Try copy/pasting that in your project.

The ¥ character code is also 5C, again the same as a backslash in ASCII:

In JIS X 0201, of which Shift JIS is an extension, the yen sign has the same byte value (0x5C) as the backslash in ASCII. This standard was widely adopted.

This poses an even bigger problem, because escaping the Yen symbol will result in a backslash character being show in Nextion Editor… Only ‘out-of-the-box’ solution for the Yen symbol is to use its double wide variant instead:

  b4.txt="ソ\¥"

Or you need to edit the font and replace the \ character with a Yen symbol instead, which is actually what the standard Shift-JIS character at position 5C is. We’re working on a Font Editor, but it’s not done yet.

The Shift-JIS implementation is clearly broken in v0.58 and I would not use it in this broken form. I can’t imagine any Quality Control was done on this “feature”. This will keep giving you problems which are very hard to troubleshoot…

I finally found the solution. However this only adds more problems. See further:

I have to change Character Encoding to Shift-JIS in the Device setting (it is right under the Display direction) in the Nextion Editor. When I change the text with japanese characters in the Event, then when I start the simulator and then when the event is started, japanese text is displayed succesfully.

This is not the end.

I have to implement more languages. What if I want to implement Russian, German, Czech, …
It seems it is not possible as I would have to change the Encoding of the Device before every command with special foreign characters. Otherwise I would see only ??? (question mark) characters.
I’m afraid that only UTF-8 support in the editor would solve it.

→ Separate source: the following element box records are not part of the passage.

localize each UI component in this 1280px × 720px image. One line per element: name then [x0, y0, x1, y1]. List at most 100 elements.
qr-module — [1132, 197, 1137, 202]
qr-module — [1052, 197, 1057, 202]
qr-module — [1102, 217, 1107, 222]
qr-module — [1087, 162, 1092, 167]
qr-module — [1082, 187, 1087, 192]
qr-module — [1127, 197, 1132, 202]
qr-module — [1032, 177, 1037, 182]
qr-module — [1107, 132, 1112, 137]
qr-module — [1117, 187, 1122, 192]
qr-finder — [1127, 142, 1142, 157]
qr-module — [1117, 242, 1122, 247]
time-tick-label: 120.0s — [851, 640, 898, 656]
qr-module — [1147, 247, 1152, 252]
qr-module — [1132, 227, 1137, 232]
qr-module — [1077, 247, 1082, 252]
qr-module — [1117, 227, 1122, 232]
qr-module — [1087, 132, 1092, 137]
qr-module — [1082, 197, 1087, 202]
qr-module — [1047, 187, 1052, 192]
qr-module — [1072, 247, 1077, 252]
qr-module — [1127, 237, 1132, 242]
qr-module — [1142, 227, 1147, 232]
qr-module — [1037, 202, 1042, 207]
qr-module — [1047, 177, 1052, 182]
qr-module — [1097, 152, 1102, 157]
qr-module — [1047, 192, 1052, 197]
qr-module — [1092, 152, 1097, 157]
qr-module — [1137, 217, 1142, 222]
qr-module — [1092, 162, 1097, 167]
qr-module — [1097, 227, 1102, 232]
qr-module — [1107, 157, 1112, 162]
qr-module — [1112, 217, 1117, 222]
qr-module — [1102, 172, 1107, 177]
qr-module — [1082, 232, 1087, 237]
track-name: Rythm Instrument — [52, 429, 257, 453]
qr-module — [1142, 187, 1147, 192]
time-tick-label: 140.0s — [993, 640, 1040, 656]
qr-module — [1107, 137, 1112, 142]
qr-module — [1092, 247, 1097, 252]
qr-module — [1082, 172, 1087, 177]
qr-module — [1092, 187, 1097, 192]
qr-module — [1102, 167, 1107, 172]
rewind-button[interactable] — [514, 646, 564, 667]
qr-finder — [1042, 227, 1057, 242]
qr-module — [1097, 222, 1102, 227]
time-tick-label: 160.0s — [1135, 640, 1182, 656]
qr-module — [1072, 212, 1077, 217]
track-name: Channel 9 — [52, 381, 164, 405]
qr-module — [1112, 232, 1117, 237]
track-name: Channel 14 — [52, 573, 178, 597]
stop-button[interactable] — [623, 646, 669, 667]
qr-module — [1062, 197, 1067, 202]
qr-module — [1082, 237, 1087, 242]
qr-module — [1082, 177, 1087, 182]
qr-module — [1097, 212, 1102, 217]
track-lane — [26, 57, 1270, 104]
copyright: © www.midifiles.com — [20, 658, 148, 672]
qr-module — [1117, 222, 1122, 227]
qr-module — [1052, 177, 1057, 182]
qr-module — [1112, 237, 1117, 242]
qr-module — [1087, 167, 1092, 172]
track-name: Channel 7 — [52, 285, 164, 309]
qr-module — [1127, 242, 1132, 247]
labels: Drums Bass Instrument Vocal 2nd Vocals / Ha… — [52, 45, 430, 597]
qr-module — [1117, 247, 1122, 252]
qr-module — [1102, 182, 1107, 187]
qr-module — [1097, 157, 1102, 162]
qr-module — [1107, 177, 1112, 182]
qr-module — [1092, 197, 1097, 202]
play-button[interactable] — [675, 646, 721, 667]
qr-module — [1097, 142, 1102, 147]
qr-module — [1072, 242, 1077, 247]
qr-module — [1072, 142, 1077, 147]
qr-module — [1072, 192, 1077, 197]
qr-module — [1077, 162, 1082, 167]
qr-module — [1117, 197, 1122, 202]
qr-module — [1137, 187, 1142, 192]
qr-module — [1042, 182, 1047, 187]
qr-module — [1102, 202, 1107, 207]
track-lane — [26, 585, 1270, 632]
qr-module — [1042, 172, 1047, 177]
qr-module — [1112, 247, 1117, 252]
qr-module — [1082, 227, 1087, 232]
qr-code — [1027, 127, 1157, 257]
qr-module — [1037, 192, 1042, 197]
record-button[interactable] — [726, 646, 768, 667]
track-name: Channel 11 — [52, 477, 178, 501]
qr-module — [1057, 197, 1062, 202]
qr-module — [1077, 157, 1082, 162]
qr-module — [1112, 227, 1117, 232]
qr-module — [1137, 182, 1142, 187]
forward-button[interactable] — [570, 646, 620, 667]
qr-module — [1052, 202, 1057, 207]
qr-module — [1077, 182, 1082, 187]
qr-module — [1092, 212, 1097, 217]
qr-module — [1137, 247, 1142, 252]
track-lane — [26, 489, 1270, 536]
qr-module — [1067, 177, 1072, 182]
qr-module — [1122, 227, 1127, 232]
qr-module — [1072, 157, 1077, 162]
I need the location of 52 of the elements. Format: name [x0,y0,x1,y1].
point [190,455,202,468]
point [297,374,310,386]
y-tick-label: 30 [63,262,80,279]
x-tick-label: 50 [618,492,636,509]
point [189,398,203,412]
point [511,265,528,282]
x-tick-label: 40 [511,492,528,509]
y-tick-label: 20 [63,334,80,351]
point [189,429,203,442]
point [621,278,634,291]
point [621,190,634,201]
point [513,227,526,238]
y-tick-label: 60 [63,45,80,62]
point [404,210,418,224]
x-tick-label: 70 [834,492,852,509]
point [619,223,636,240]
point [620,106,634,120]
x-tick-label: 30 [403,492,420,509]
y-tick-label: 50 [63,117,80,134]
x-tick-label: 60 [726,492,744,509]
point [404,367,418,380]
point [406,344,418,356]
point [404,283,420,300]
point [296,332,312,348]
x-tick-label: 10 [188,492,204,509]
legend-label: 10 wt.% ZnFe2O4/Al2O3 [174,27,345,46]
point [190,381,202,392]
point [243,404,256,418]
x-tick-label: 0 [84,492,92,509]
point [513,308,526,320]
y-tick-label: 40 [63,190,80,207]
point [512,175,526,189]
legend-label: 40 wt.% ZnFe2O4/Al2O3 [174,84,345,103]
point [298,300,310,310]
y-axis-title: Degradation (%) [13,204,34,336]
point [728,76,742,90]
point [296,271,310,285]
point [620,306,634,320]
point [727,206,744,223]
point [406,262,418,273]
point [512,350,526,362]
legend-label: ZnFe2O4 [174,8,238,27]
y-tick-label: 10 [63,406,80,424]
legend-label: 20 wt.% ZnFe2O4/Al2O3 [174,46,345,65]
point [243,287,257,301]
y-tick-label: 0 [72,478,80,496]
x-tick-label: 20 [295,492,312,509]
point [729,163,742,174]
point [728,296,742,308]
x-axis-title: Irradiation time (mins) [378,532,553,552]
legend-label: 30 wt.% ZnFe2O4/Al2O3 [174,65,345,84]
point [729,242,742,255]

Nextion can handle UTF-8 text and fonts, even though you can not select the utf-8 encoding in the Panel Properties, debugger or Font Generator.

There are actually 4 places that (can) have a different text encoding:

  1. The Panel Properties :
        This is used to encode all text in Event Scriptblocks.
  2. The Text Object .txt attribute:
        This is used to encode text using the encoding of the associated font.
  3. The Debugger :
        This is used to encode text string in the debugger.
  4. The MCU :
        Any encoding, but the encoding of the text sent should match the encoding of the associated font.

Using an UTF-8 font you can just type unicode characters in the Editor .txt attribute and it will get encoded correctly, no need for extra escape characters:

Also via the MCU is another way to display strings that are utf-8 encoded. If you use UTF-8 for all your strings, the texts can be stored on the MCU in UTF-8 without a need for any other encodings. It will make the internationalization of your project much easier.

Since the fonts also need to be UTF-8, you don’t need to change the .font property on your textfields to switch encodings because utf-8 can handle all language scripts.